Me: I’m the plantiff in a suit.
Blond Deputy: There are not shorts allowed in a courtroom and when the judge gets
here she is going to embarrass you.
Oh, dear God. I sweat some more. I run to my car to get black jeans out of my trunk. My inner dialogue continues as such:
“No shorts in the courtroom? But these aren’t really shorts. They are tasteful, high waisted and black with a slight sheen to them. I look completely respectable. These people just don’t understand fashion.”
By the time I return the courtroom the judge is speaking in front of the forty people seated in rows. She is stern. I am terrified. She starts talking about labeling evidence, speeches, etc. I stare at my random email print outs and internet articles. Nothing highlighted, blacked out, starred, labeled, stapled.
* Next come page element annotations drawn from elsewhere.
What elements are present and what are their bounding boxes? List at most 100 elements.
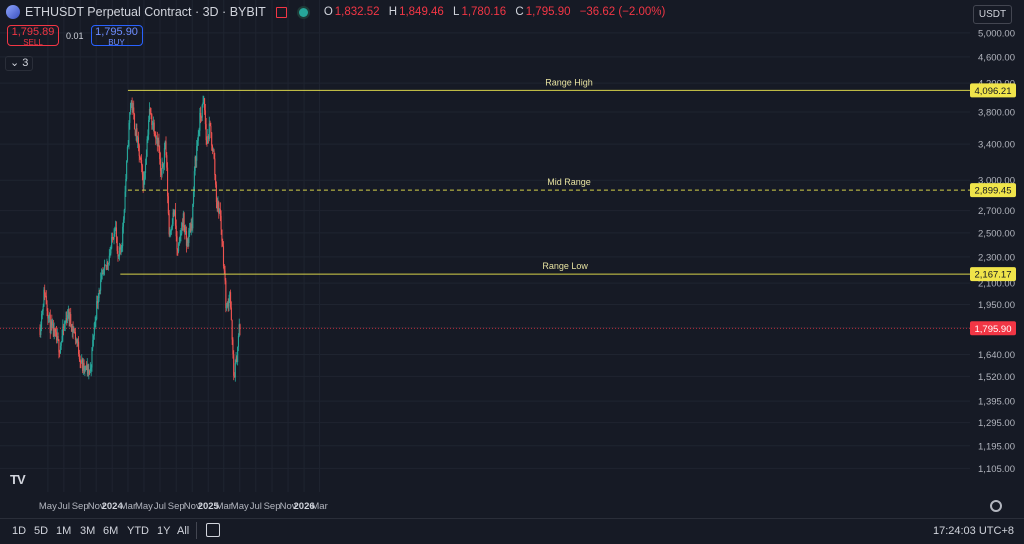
sell-button[interactable]: 1,795.89 SELL (7, 25, 59, 46)
range-6m-button[interactable]: 6M (103, 525, 119, 537)
candle-body (145, 156, 147, 165)
candle-body (93, 323, 95, 336)
candle-body (115, 227, 117, 238)
candle-body (105, 265, 107, 267)
indicators-toggle[interactable]: ⌄ 3 (5, 56, 34, 71)
candle-body (177, 249, 179, 252)
candle-body (193, 191, 195, 205)
candle-body (61, 336, 63, 343)
candle-body (42, 306, 44, 311)
candle-body (234, 363, 236, 378)
candle-body (215, 174, 217, 185)
trade-panel: 1,795.89 SELL 0.01 1,795.90 BUY (7, 25, 143, 46)
candle-body (70, 324, 73, 332)
candle-body (189, 228, 191, 231)
currency-select[interactable]: USDT (973, 5, 1012, 24)
candle-body (47, 310, 49, 319)
indicator-count: 3 (22, 57, 29, 69)
price-axis[interactable]: 5,000.004,600.004,200.003,800.003,400.00… (970, 28, 1016, 475)
candle-body (176, 236, 178, 250)
candle-body (64, 322, 66, 325)
candle-body (65, 318, 67, 323)
price-tick-label: 3,000.00 (978, 176, 1015, 187)
level-price-tag (970, 267, 1016, 282)
candle-body (87, 365, 89, 374)
candle-body (227, 302, 229, 307)
candle-body (52, 324, 54, 337)
level-price-label: 2,167.17 (975, 270, 1012, 281)
candle-body (54, 328, 56, 332)
candle-body (230, 292, 232, 308)
candle-body (142, 174, 144, 188)
candle-body (109, 253, 111, 256)
candle-body (85, 365, 88, 371)
sell-label: SELL (23, 37, 43, 47)
symbol-title[interactable]: ETHUSDT Perpetual Contract · 3D · BYBIT (25, 5, 266, 19)
candle-body (99, 290, 101, 292)
range-1m-button[interactable]: 1M (56, 525, 72, 537)
candle-body (82, 363, 84, 371)
time-tick-label: Sep (264, 501, 281, 512)
candle-body (133, 107, 135, 115)
range-1d-button[interactable]: 1D (12, 525, 27, 537)
candle-body (185, 231, 187, 235)
candle-body (172, 212, 174, 225)
range-1y-button[interactable]: 1Y (157, 525, 171, 537)
candle-body (51, 321, 53, 326)
candle-body (219, 209, 221, 216)
level-name: Range High (545, 77, 593, 87)
market-status-icon[interactable] (298, 7, 308, 17)
candle-body (179, 235, 181, 238)
range-ytd-button[interactable]: YTD (127, 525, 149, 537)
calendar-icon[interactable] (206, 523, 220, 537)
candle-body (238, 324, 240, 336)
candle-body (147, 134, 149, 140)
candle-body (148, 109, 151, 121)
range-5d-button[interactable]: 5D (34, 525, 49, 537)
candle-body (88, 370, 90, 374)
candle-body (95, 319, 97, 322)
candle-body (182, 213, 184, 227)
candle-body (71, 325, 73, 332)
open-label: O (323, 6, 333, 18)
price-tick-label: 1,105.00 (978, 464, 1015, 475)
price-tick-label: 1,195.00 (978, 441, 1015, 452)
candle-body (158, 140, 160, 152)
candle-body (152, 124, 154, 126)
high-value: 1,849.46 (399, 6, 444, 18)
candle-body (180, 233, 182, 236)
price-tick-label: 1,950.00 (978, 300, 1015, 311)
tradingview-logo-icon[interactable]: TV (10, 472, 26, 487)
range-all-button[interactable]: All (177, 525, 190, 537)
clock[interactable]: 17:24:03 UTC+8 (932, 525, 1014, 537)
level-price-tag (970, 83, 1016, 98)
ohlc-values: O 1,832.52 H 1,849.46 L 1,780.16 C 1,795.90 … (324, 6, 672, 18)
candle-body (45, 295, 47, 305)
candle-body (46, 304, 48, 311)
candle-body (204, 110, 206, 125)
candle-body (215, 184, 217, 202)
candle-body (130, 103, 132, 113)
gear-icon[interactable] (990, 500, 1002, 512)
candle-body (73, 331, 75, 333)
candle-body (225, 280, 227, 309)
candle-body (236, 357, 238, 362)
candle-body (141, 165, 143, 175)
candle-body (120, 247, 122, 250)
symbol-icon[interactable] (6, 5, 20, 19)
high-label: H (388, 6, 398, 18)
candle-body (224, 270, 226, 281)
flag-icon[interactable] (275, 6, 287, 18)
candle-body (143, 178, 145, 188)
buy-button[interactable]: 1,795.90 BUY (90, 25, 143, 46)
price-chart[interactable]: Range High Mid Range Range Low 5,000.00 4,6… (0, 0, 1024, 518)
range-3m-button[interactable]: 3M (80, 525, 96, 537)
candle-body (223, 266, 225, 271)
candle-body (74, 331, 76, 341)
candle-body (48, 314, 50, 316)
candle-body (94, 321, 96, 324)
candle-body (83, 363, 85, 371)
candle-body (167, 196, 169, 214)
candle-body (100, 279, 102, 291)
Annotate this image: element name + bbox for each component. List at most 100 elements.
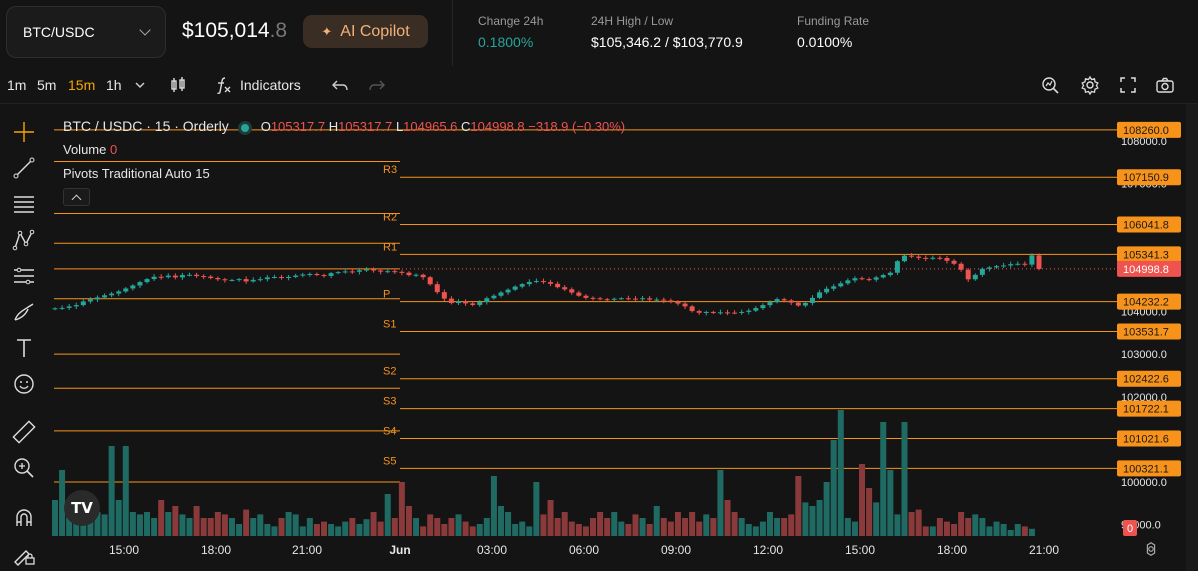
magnet-icon[interactable] xyxy=(12,506,36,530)
brush-icon[interactable] xyxy=(12,300,36,324)
undo-icon[interactable] xyxy=(330,75,350,95)
volume-bar xyxy=(922,526,929,536)
pattern-icon[interactable] xyxy=(12,228,36,252)
volume-bar xyxy=(1021,526,1028,536)
volume-bar xyxy=(469,526,476,536)
timeframe-5m[interactable]: 5m xyxy=(37,77,57,93)
candle-body xyxy=(109,293,115,296)
candle-body xyxy=(562,287,568,290)
pivot-label: S5 xyxy=(383,455,396,467)
candle-body xyxy=(909,255,915,257)
candle-type-icon[interactable] xyxy=(168,75,188,95)
chevron-down-icon[interactable] xyxy=(130,75,150,95)
search-analysis-icon[interactable] xyxy=(1040,75,1060,95)
ruler-icon[interactable] xyxy=(12,420,36,444)
chart-canvas[interactable]: R3R2R1PS1S2S3S4S5108000.0107000.0106000.… xyxy=(46,104,1186,571)
candle-body xyxy=(625,298,631,300)
crosshair-icon[interactable] xyxy=(12,120,36,144)
price-chart[interactable]: R3R2R1PS1S2S3S4S5108000.0107000.0106000.… xyxy=(46,104,1186,571)
candle-body xyxy=(555,283,561,288)
pair-selector[interactable]: BTC/USDC xyxy=(6,6,166,58)
candle-body xyxy=(116,291,122,294)
candle-body xyxy=(682,303,688,307)
volume-bar xyxy=(94,512,101,536)
volume-bar xyxy=(1028,528,1035,536)
volume-bar xyxy=(278,518,285,536)
camera-icon[interactable] xyxy=(1155,75,1175,95)
candle-body xyxy=(526,281,532,285)
candle-body xyxy=(632,298,638,300)
candle-body xyxy=(923,257,929,259)
text-icon[interactable] xyxy=(12,336,36,360)
volume-bar xyxy=(653,506,660,536)
pivot-label: R3 xyxy=(383,164,397,176)
fib-icon[interactable] xyxy=(12,192,36,216)
axis-settings-icon[interactable] xyxy=(1142,540,1160,558)
volume-bar xyxy=(285,512,292,536)
pivot-price-badge xyxy=(1117,246,1181,263)
candle-body xyxy=(548,282,554,284)
candle-body xyxy=(583,295,589,298)
candle-body xyxy=(944,258,950,261)
volume-bar xyxy=(660,518,667,536)
candle-body xyxy=(951,260,957,264)
stat-value: 0.1800% xyxy=(478,34,534,50)
volume-bar xyxy=(448,518,455,536)
candle-body xyxy=(604,299,610,301)
indicators-button[interactable]: Indicators xyxy=(240,77,301,93)
fullscreen-icon[interactable] xyxy=(1118,75,1138,95)
timeframe-15m[interactable]: 15m xyxy=(68,77,96,93)
volume-bar xyxy=(328,524,335,536)
volume-bar xyxy=(413,518,420,536)
candle-body xyxy=(328,273,334,276)
volume-bar xyxy=(604,518,611,536)
timeframe-1m[interactable]: 1m xyxy=(7,77,27,93)
volume-bar xyxy=(674,512,681,536)
function-icon[interactable] xyxy=(213,75,233,95)
chart-scrollbar[interactable] xyxy=(1186,104,1198,571)
candle-body xyxy=(1029,255,1035,265)
volume-bar xyxy=(887,470,894,536)
volume-bar xyxy=(427,514,434,536)
candle-body xyxy=(342,271,348,273)
candle-body xyxy=(229,279,235,281)
ai-copilot-button[interactable]: ✦ AI Copilot xyxy=(303,15,428,48)
candle-body xyxy=(838,283,844,287)
emoji-icon[interactable] xyxy=(12,372,36,396)
candle-body xyxy=(519,284,525,287)
candle-body xyxy=(774,299,780,303)
volume-bar xyxy=(795,476,802,536)
candle-body xyxy=(533,281,539,283)
volume-bar xyxy=(873,502,880,536)
gear-icon[interactable] xyxy=(1080,75,1100,95)
stat-change-24h: Change 24h 0.1800% xyxy=(478,14,543,50)
measure-icon[interactable] xyxy=(12,264,36,288)
volume-bar xyxy=(313,524,320,536)
chart-toolbar: 1m 5m 15m 1h Indicators xyxy=(0,66,1198,104)
volume-bar xyxy=(122,446,129,536)
volume-bar xyxy=(136,514,143,536)
candle-body xyxy=(725,312,731,314)
candle-body xyxy=(640,298,646,300)
candle-body xyxy=(498,292,504,296)
zoom-icon[interactable] xyxy=(12,456,36,480)
candle-body xyxy=(611,298,617,300)
volume-bar xyxy=(547,500,554,536)
timeframe-1h[interactable]: 1h xyxy=(106,77,122,93)
y-tick-label: 100000.0 xyxy=(1121,477,1167,489)
trendline-icon[interactable] xyxy=(12,156,36,180)
volume-bar xyxy=(264,524,271,536)
volume-bar xyxy=(731,512,738,536)
candle-body xyxy=(937,257,943,259)
drawing-toolbar xyxy=(0,104,46,571)
ai-copilot-label: AI Copilot xyxy=(340,22,410,40)
lock-draw-icon[interactable] xyxy=(12,542,36,566)
volume-bar xyxy=(526,526,533,536)
volume-legend: Volume 0 xyxy=(63,142,118,157)
stat-funding-rate: Funding Rate 0.0100% xyxy=(797,14,869,50)
candle-body xyxy=(845,280,851,284)
candle-body xyxy=(661,299,667,301)
redo-icon[interactable] xyxy=(367,75,387,95)
legend-collapse-button[interactable] xyxy=(63,188,90,206)
volume-bar xyxy=(781,518,788,536)
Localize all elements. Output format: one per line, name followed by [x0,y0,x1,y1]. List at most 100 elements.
Next to me is a man with a binder and pages marked with those arrow shaped Post Its. Fuck me. We are all dismissed outside again to exchange evidence, which we have already done. When the German and I get back outside I ask him if we should just settle it without the judge since we have both agreed that I provided a service and should have been compensated. He agrees. I am thankful that he has never been to Small Claims Court before and even more thankful that he is awkward and German. We ask Blond Deputy if we can just settle without seeing the judge, the judge gives me a paper, I sign, it’s done.
The German and I share the elevator down to the lobby. He tells me he will call me on Monday. When we get to the sidewalk on Burton, he offers me a cigarette. I decline, shake his hand, and scamper back into the real world where I can be flighty, ridiculous, and wear shorts.